The client, a global geolocation company with offices worldwide, receives millions of data points per second. With this amount of information at their disposal, they were interested in developing mechanisms to leverage data in order to scale tools capabilities and provide greater value. The client turned to PSL, a leading nearshore software development outsourcing provider, to build a team of highly skilled data scientists who could leverage machine learning algorithms, Big Data platforms, and data analytics to craft a highly interactive location services platform for professional and novice users, turning big data into valuable insights.

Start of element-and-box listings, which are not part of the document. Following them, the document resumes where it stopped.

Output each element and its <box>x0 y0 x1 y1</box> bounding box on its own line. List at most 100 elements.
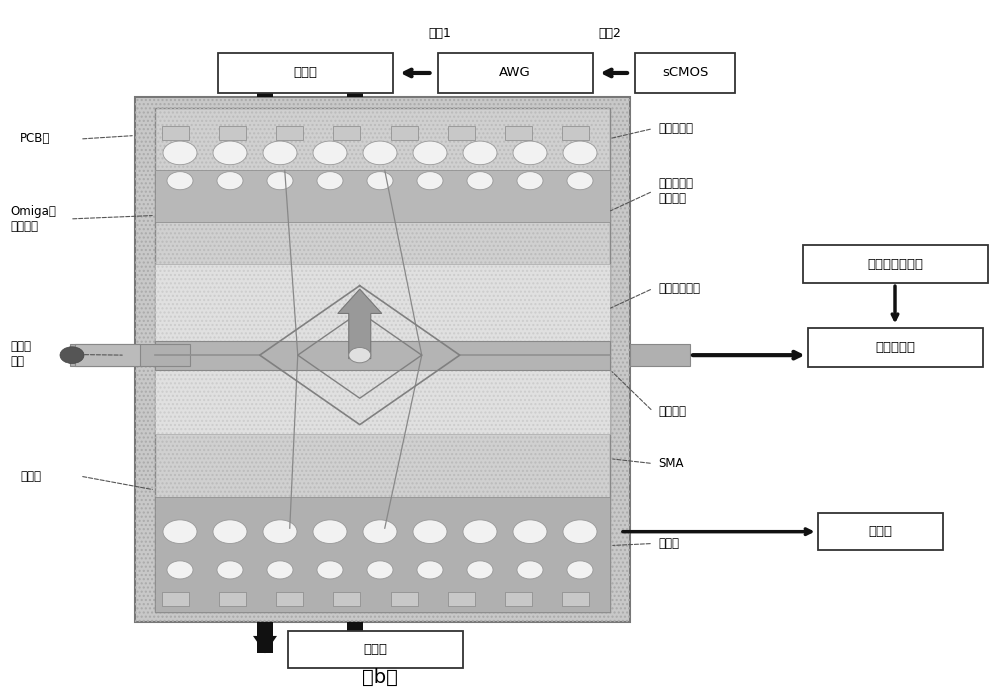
FancyArrow shape <box>253 636 277 653</box>
Circle shape <box>317 172 343 190</box>
Circle shape <box>217 561 243 579</box>
Bar <box>70 344 190 366</box>
Text: PCB板: PCB板 <box>20 133 50 145</box>
Circle shape <box>367 172 393 190</box>
Circle shape <box>367 561 393 579</box>
Bar <box>219 592 246 606</box>
Bar <box>635 53 735 93</box>
Bar <box>135 97 630 622</box>
Text: 微电极
装置: 微电极 装置 <box>10 341 31 368</box>
Text: 微流道: 微流道 <box>658 537 679 550</box>
Circle shape <box>567 172 593 190</box>
Bar <box>818 513 942 550</box>
Bar <box>438 53 592 93</box>
Bar <box>288 631 462 669</box>
Text: 通道2: 通道2 <box>599 27 621 40</box>
Circle shape <box>513 520 547 543</box>
Bar <box>347 66 363 97</box>
Circle shape <box>60 347 84 363</box>
Circle shape <box>463 141 497 165</box>
Text: 脉冲序列发生器: 脉冲序列发生器 <box>867 258 923 270</box>
Bar <box>505 592 532 606</box>
Bar <box>630 344 690 366</box>
Bar <box>333 592 360 606</box>
Circle shape <box>317 561 343 579</box>
Bar <box>505 126 532 140</box>
Circle shape <box>417 172 443 190</box>
Text: 蠕动泵: 蠕动泵 <box>868 525 892 538</box>
Bar <box>333 126 360 140</box>
Bar <box>135 97 630 622</box>
Bar <box>391 592 418 606</box>
Circle shape <box>263 520 297 543</box>
Circle shape <box>263 141 297 165</box>
Bar <box>155 264 610 434</box>
Bar <box>448 126 475 140</box>
Text: 同轴导线: 同轴导线 <box>658 405 686 418</box>
Circle shape <box>313 520 347 543</box>
Bar <box>155 497 610 612</box>
Bar <box>347 622 363 653</box>
Text: Omiga型
辐射结构: Omiga型 辐射结构 <box>10 205 56 233</box>
Circle shape <box>413 141 447 165</box>
Text: 微波发生器: 微波发生器 <box>875 341 915 354</box>
Circle shape <box>517 172 543 190</box>
Bar <box>155 108 610 612</box>
Circle shape <box>163 141 197 165</box>
Bar <box>562 592 589 606</box>
Text: 金刚石: 金刚石 <box>20 470 41 482</box>
Circle shape <box>567 561 593 579</box>
Text: SMA: SMA <box>658 457 684 470</box>
Text: 焊点：用于
连接引线: 焊点：用于 连接引线 <box>658 177 693 205</box>
Circle shape <box>167 172 193 190</box>
Text: 电压源: 电压源 <box>293 67 317 79</box>
Circle shape <box>217 172 243 190</box>
Circle shape <box>417 561 443 579</box>
Bar <box>276 126 303 140</box>
Text: 焊盘：接源: 焊盘：接源 <box>658 122 693 135</box>
FancyArrow shape <box>343 66 367 97</box>
Bar <box>391 126 418 140</box>
Circle shape <box>563 520 597 543</box>
Circle shape <box>363 141 397 165</box>
Bar <box>218 53 392 93</box>
Bar <box>162 592 189 606</box>
Circle shape <box>513 141 547 165</box>
Bar <box>562 126 589 140</box>
Bar <box>155 170 610 222</box>
FancyArrow shape <box>253 66 277 97</box>
Text: 电压源: 电压源 <box>363 644 387 656</box>
Circle shape <box>349 348 371 363</box>
Text: 引线（悬空）: 引线（悬空） <box>658 282 700 295</box>
Circle shape <box>563 141 597 165</box>
Circle shape <box>167 561 193 579</box>
FancyArrow shape <box>343 636 367 653</box>
Circle shape <box>163 520 197 543</box>
Circle shape <box>313 141 347 165</box>
Bar <box>75 344 140 366</box>
FancyArrow shape <box>338 289 382 359</box>
Circle shape <box>467 561 493 579</box>
Circle shape <box>267 561 293 579</box>
Bar <box>448 592 475 606</box>
Bar <box>155 264 610 434</box>
Bar <box>276 592 303 606</box>
Circle shape <box>463 520 497 543</box>
Bar <box>155 341 610 370</box>
Bar <box>219 126 246 140</box>
Bar <box>257 66 273 97</box>
Circle shape <box>363 520 397 543</box>
Bar <box>257 622 273 653</box>
Circle shape <box>517 561 543 579</box>
Bar <box>802 245 988 284</box>
Bar <box>162 126 189 140</box>
Circle shape <box>413 520 447 543</box>
Text: AWG: AWG <box>499 67 531 79</box>
Circle shape <box>267 172 293 190</box>
Circle shape <box>467 172 493 190</box>
Bar <box>155 108 610 612</box>
Circle shape <box>213 141 247 165</box>
Text: （b）: （b） <box>362 668 398 687</box>
Bar <box>808 329 982 367</box>
Text: sCMOS: sCMOS <box>662 67 708 79</box>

Apache Spark / Hadoop / Amazon EMR / Kubernetes / Scala / Apache Zeppelin / Jupyter / Python
PSL's client, a prominent geolocation company expecting to receive up to a billion data points per second by 2020, was faced with the question of how to best utilize the information. This wealth of intelligence offered a unique opportunity to expand their business tools and, in turn, provide added value to the end user, but also required highly specialized professionals to develop the strategies and mechanisms required to extract actionable insights.
Through a partnership with PSL, a leading software development outsourcing firm in Latin America, the client assembled a multidisciplinary team which included highly skilled and experienced software engineers, data scientists, machine learning experts, architects, and DevOps specialists.

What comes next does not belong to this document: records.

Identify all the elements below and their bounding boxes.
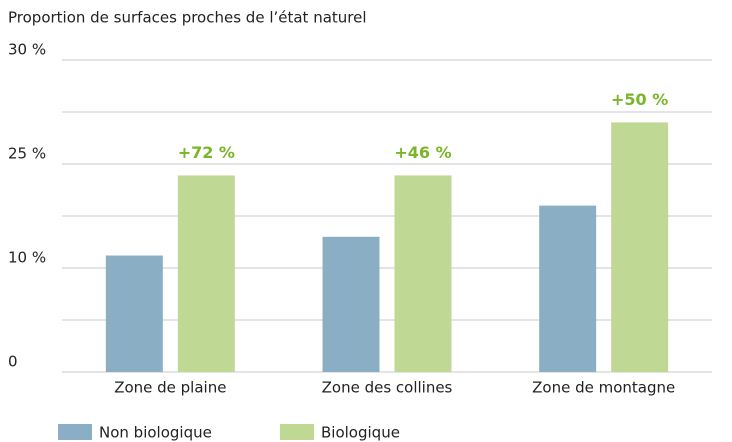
annotation: +50 %	[611, 90, 668, 109]
x-tick-label: Zone de plaine	[114, 379, 226, 397]
legend-swatch	[58, 424, 92, 440]
y-tick-label: 10 %	[8, 249, 46, 267]
legend-label: Non biologique	[99, 424, 212, 442]
annotation: +46 %	[394, 143, 451, 162]
annotation: +72 %	[178, 143, 235, 162]
bar	[394, 175, 452, 372]
bar	[322, 236, 380, 372]
x-tick-label: Zone de montagne	[532, 379, 675, 397]
chart-title: Proportion de surfaces proches de l’état…	[8, 9, 367, 27]
bar	[611, 122, 669, 373]
y-tick-label: 30 %	[8, 41, 46, 59]
bar	[177, 175, 235, 372]
legend-label: Biologique	[321, 424, 400, 442]
legend-swatch	[280, 424, 314, 440]
x-tick-label: Zone des collines	[322, 379, 453, 397]
y-tick-label: 25 %	[8, 145, 46, 163]
bar	[539, 205, 597, 372]
y-tick-label: 0	[8, 353, 18, 371]
bar	[105, 255, 163, 372]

To devise ways for all type of users to consume and produce data from the client's ample data resources, the PSL team began by exploring a variety of Proof of Concepts (POC) for Big Data solutions. Because the project was based on a geographic relational database, they tested various Big Data platforms such as Spark, Hadoop, and others, to achieve geospatial analysis on a larger scale.
Because the client's core value resides in the value of its data, the objective was to allow the client's customers access, regardless of their technology of choice, and grant them the information needed to power their projects. The team initially built an environment that allowed customers to work easily with the client's data without having to refer to the code line or understand cluster details, so the solution, built in Scala Java with API libraries, mainly supported Apache Zeppelin. A later iteration would fully support Jupyter and Python to better facilitate projects for data scientists.

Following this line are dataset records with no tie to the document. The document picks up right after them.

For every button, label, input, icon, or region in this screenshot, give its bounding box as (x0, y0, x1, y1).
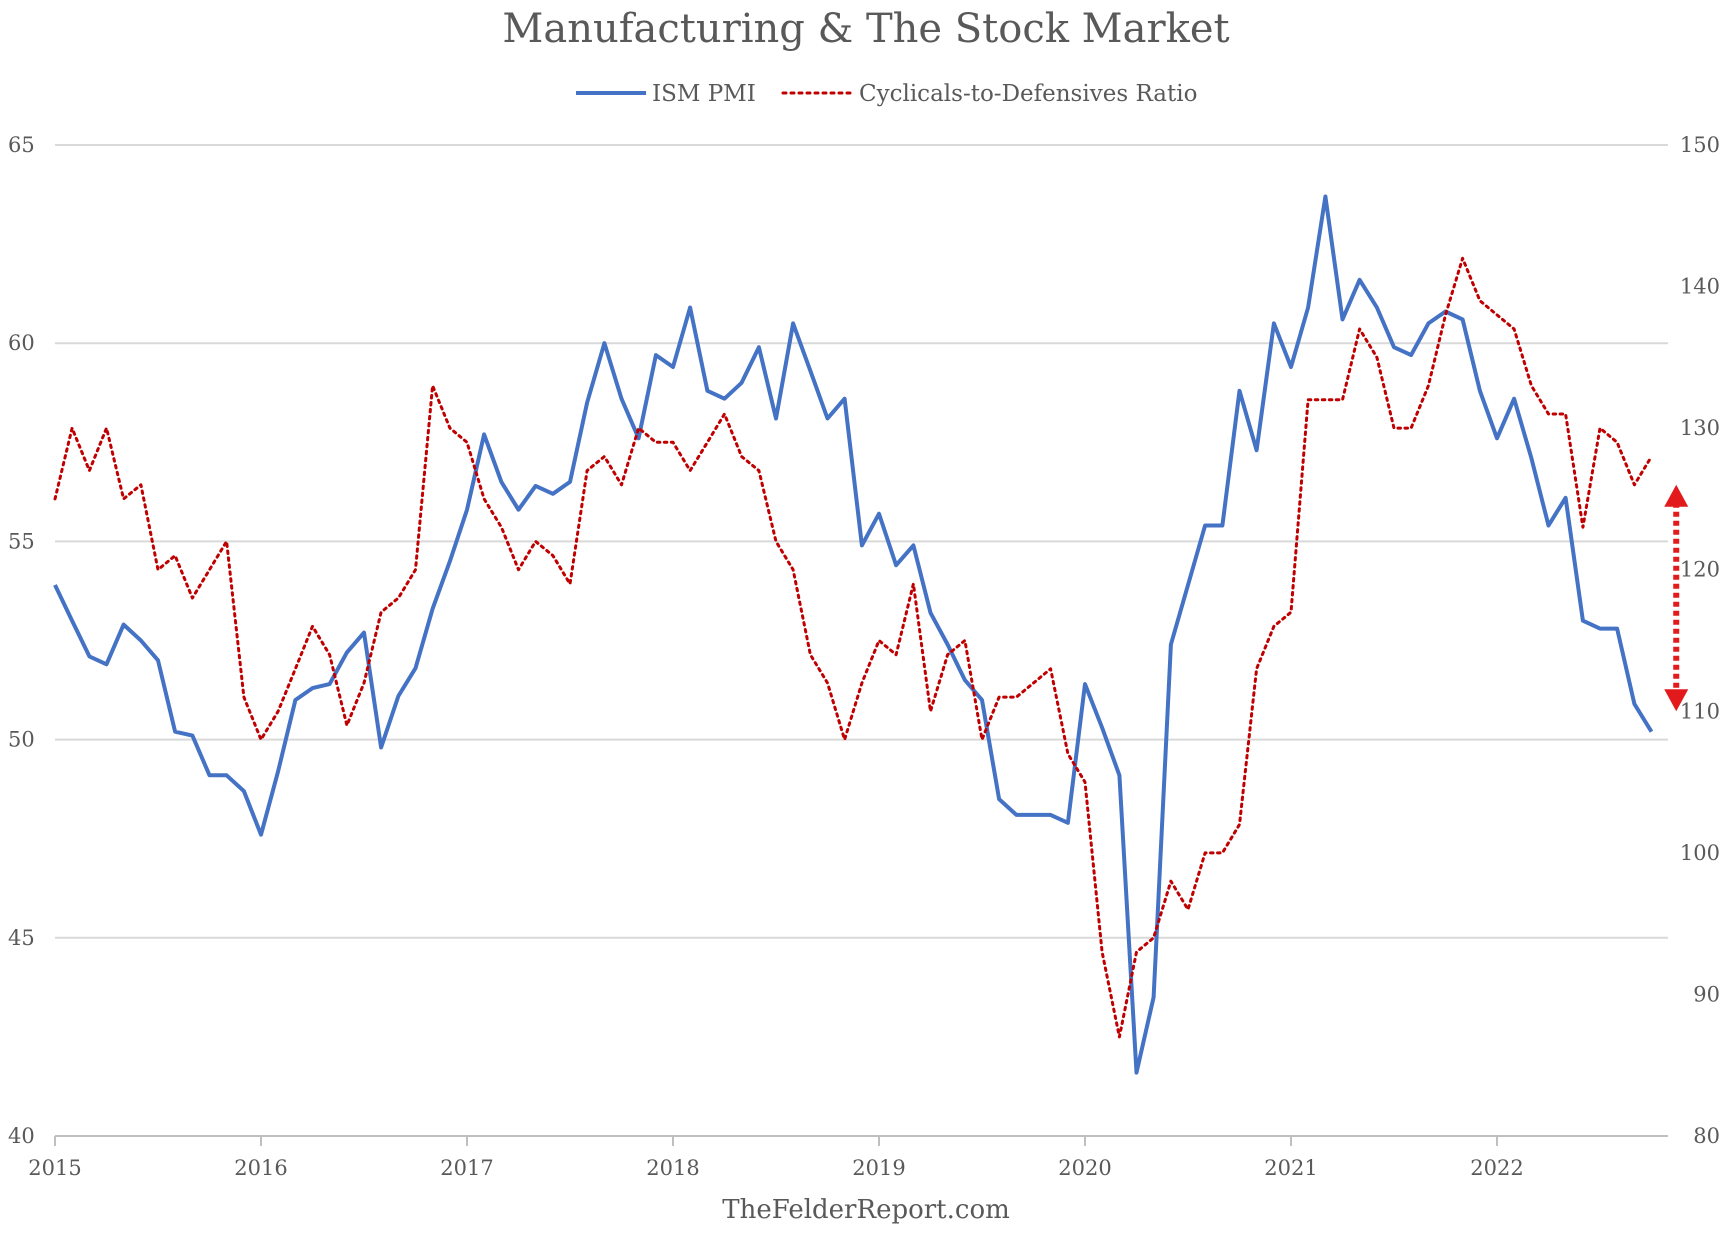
series-lines (53, 194, 1654, 1075)
x-tick-label: 2020 (1058, 1156, 1111, 1180)
source-credit: TheFelderReport.com (722, 1195, 1010, 1225)
y-left-tick-label: 55 (8, 529, 35, 553)
legend-label-ism: ISM PMI (652, 81, 756, 107)
y-right-tick-label: 150 (1680, 133, 1720, 157)
annotation-arrowhead-down (1664, 689, 1689, 712)
y-left-tick-label: 45 (8, 926, 35, 950)
y-right-tick-label: 80 (1693, 1124, 1720, 1148)
y-right-tick-label: 110 (1680, 699, 1720, 723)
y-left-tick-label: 40 (8, 1124, 35, 1148)
x-tick-label: 2021 (1264, 1156, 1317, 1180)
x-tick-label: 2022 (1470, 1156, 1523, 1180)
series-line-cyclicals-ratio (53, 256, 1653, 1039)
x-tick-label: 2018 (646, 1156, 699, 1180)
x-tick-label: 2019 (852, 1156, 905, 1180)
axes: 40 45 50 55 60 65 80 90 100 110 120 130 140 150 2015 20… (8, 133, 1720, 1180)
x-tick-label: 2017 (440, 1156, 493, 1180)
legend-label-ratio: Cyclicals-to-Defensives Ratio (859, 81, 1197, 107)
annotation-arrowhead-up (1664, 484, 1689, 507)
x-tick-label: 2015 (28, 1156, 81, 1180)
legend: ISM PMI Cyclicals-to-Defensives Ratio (576, 81, 1197, 107)
y-left-tick-label: 65 (8, 133, 35, 157)
x-tick-label: 2016 (234, 1156, 287, 1180)
y-left-tick-label: 50 (8, 728, 35, 752)
y-right-tick-label: 90 (1693, 982, 1720, 1006)
chart-title: Manufacturing & The Stock Market (502, 6, 1229, 52)
annotation (1664, 484, 1689, 712)
series-line-ism-pmi (53, 194, 1654, 1075)
y-left-tick-label: 60 (8, 331, 35, 355)
y-right-tick-label: 130 (1680, 416, 1720, 440)
y-right-tick-label: 100 (1680, 841, 1720, 865)
y-right-tick-label: 120 (1680, 558, 1720, 582)
y-right-tick-label: 140 (1680, 275, 1720, 299)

During the engagement, another application development project arose from the need to make the client's database information more accessible for queries. To better leverage data for analytics development, the team focused on transforming previously difficult to pull information through an easy-to-access platform. Through a Scala-powered compiler and Spark pipelines, they devised a system that cut query processing time by 87%, increasing efficiency and accelerating customers' development. The product proved to be a huge success and is currently available internally to the client's workforce and is slated for launch as a client-facing platform as well.
At the same time, the team completed a migration from Amazon EMR to Kubernetes in just 4 months—2 months faster than originally expected—finalizing their DevOps implementation.
The products developed ensure the client's data can deliver the most value and power developments set to transform location services within the next decade. By leveraging the client's data, customers will be able to build highly customizable and rich user experiences and bring their services to the next level.